Kent Bekker, M.Sc. – Director of Conservation at the Toledo Zoo. Kent earned his masters of science degree from Bowling Green State University in 2007. Kent worked at the Toledo Zoo Department of Herpetology prior to his relocation to coordinator of Wild Toledo. His local conservation work began with native reptiles and amphibians, initiatives which have continued over the past several years.
Dr. Ryan Walsh, PhD. – Wild Toledo biologist at the Toledo Zoo. Ryan earned his Ph.D. from Bowling Green State University in 2013 studying the ecology, population dynamics and evolution of the state-listed small white lady’s slipper orchid, Cypripedium candidum. Ryan’s current research interests and duties in Wild Toledo include urban prairie restoration, rare plant conservation, vegetation sampling and pollinator conservation, as well as butterfly sampling, rearing and conservation.

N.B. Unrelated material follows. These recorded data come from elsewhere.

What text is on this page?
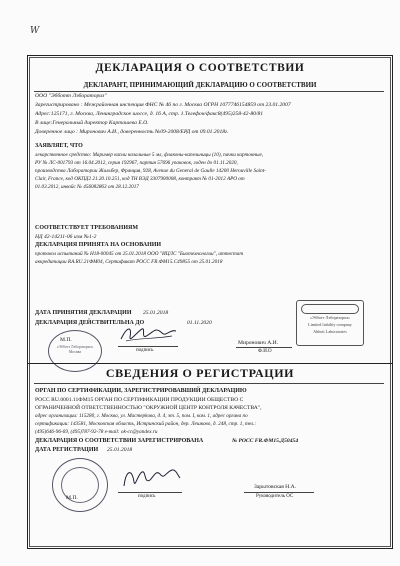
W
ДЕКЛАРАЦИЯ О СООТВЕТСТВИИ
ДЕКЛАРАНТ, ПРИНИМАЮЩИЙ ДЕКЛАРАЦИЮ О СООТВЕТСТВИИ
ООО "Эбботт Лэбораториз"
Зарегистрировано : Межрайонная инспекция ФНС № 46 по г. Москва ОГРН 1077746154859 от 23.01.2007
Адрес:125171, г. Москва, Ленинградское шоссе, д. 16 А, стр. 1.Телефон/факс8(495)258-42-80/81
В лице:Генеральный директор Карташева Е.О.
Доверенное лицо : Миронович А.И., доверенность №09-2008/ЕРД от 09.01.2018г.
ЗАЯВЛЯЕТ, ЧТО
лекарственное средство: Маример капли назальные 5 мл, флаконы-капельницы (10), пачки картонные,
РУ № ЛС-001793 от 16.04.2012, серия 192967, партия 57696 упаковок, годен до 01.11.2020,
производства Лаборатории Жильбер, Франция, 928, Avenue du General de Gaulle 14200 Herouville Saint-
Clair, France, код ОКПД2 21.20.10.251, код ТН ВЭД 3307900008, контракт № 01-2012 АРО от
01.03.2012, инвойс № 456082863 от 28.12.2017
СООТВЕТСТВУЕТ ТРЕБОВАНИЯМ
НД 42-14211-06 изм №1-2
ДЕКЛАРАЦИЯ ПРИНЯТА НА ОСНОВАНИИ
протокол испытаний № Н18-00045 от 25.01.2018 ООО "ИЦЛС "Биотехнологии", аттестат
аккредитации RA.RU.21ФМ04, Сертификат РОСС FR.ФМ15.C49855 от 25.01.2018
ДАТА ПРИНЯТИЯ ДЕКЛАРАЦИИ 25.01.2018
ДЕКЛАРАЦИЯ ДЕЙСТВИТЕЛЬНА ДО	01.11.2020
М.П.
«Эбботт Лэбораториз» Москва	подпись
Миронович А.И.
Ф.И.О
«Эбботт Лэбораториз»
Limited liability company
Abbott Laboratories
СВЕДЕНИЯ О РЕГИСТРАЦИИ
ОРГАН ПО СЕРТИФИКАЦИИ, ЗАРЕГИСТРИРОВАВШИЙ ДЕКЛАРАЦИЮ
РОСС RU.0001.11ФМ15 ОРГАН ПО СЕРТИФИКАЦИИ ПРОДУКЦИИ ОБЩЕСТВО С
ОГРАНИЧЕННОЙ ОТВЕТСТВЕННОСТЬЮ "ОКРУЖНОЙ ЦЕНТР КОНТРОЛЯ КАЧЕСТВА",
адрес организации: 115280, г. Москва, ул. Мастерkова, д. 4, эт. 5, пом. I, ком. 1, адрес органа по
сертификации: 143581, Московская область, Истринский район, дер. Лешково, д. 248, стр. 1, тел.:
(495)646-96-69, (495)787-92-78 e-mail: ok-cc@yandex.ru
ДЕКЛАРАЦИЯ О СООТВЕТСТВИИ ЗАРЕГИСТРИРОВАНА	№ РОСС FR.ФМ15.Д50454
ДАТА РЕГИСТРАЦИИ 25.01.2018
М.П.	подпись
Зарытовская Н.А.
Руководитель ОС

Justin Grubb, B.Sc. – Wild Toledo biologist at the Toledo Zoo. Justin earned his B.Sc. in biology with a specialization in marine and aquatic science from Bowling Green State University. For the Zoo, Justin’s Wild Toledo works includes everything from assisting with hellbenders releases to the wild, setting and collecting trail camera data, reptile surveys, and turtle trapping and processing. Justin also coordinates Wild Toledo outreach and citizen science initiatives at the Zoo and throughout the community as well as conservation related communications.
Dr. Matt Cross, Ph.D. – Wild Toledo conservation biologist at the Toledo Zoo. Matt has two masters degrees from Central Michigan University in Conservation Biology and Geographic Information Sciences (GIS), and earned his Ph.D. from Bowling Green State University in 2016 studying the spatial ecology of Eastern Box Turtles. Matt’s work for the zoo includes surveys for reptiles and amphibians, radio-telemetry of local turtles, monitoring bird use of restored prairies, and distribution modeling for rare species.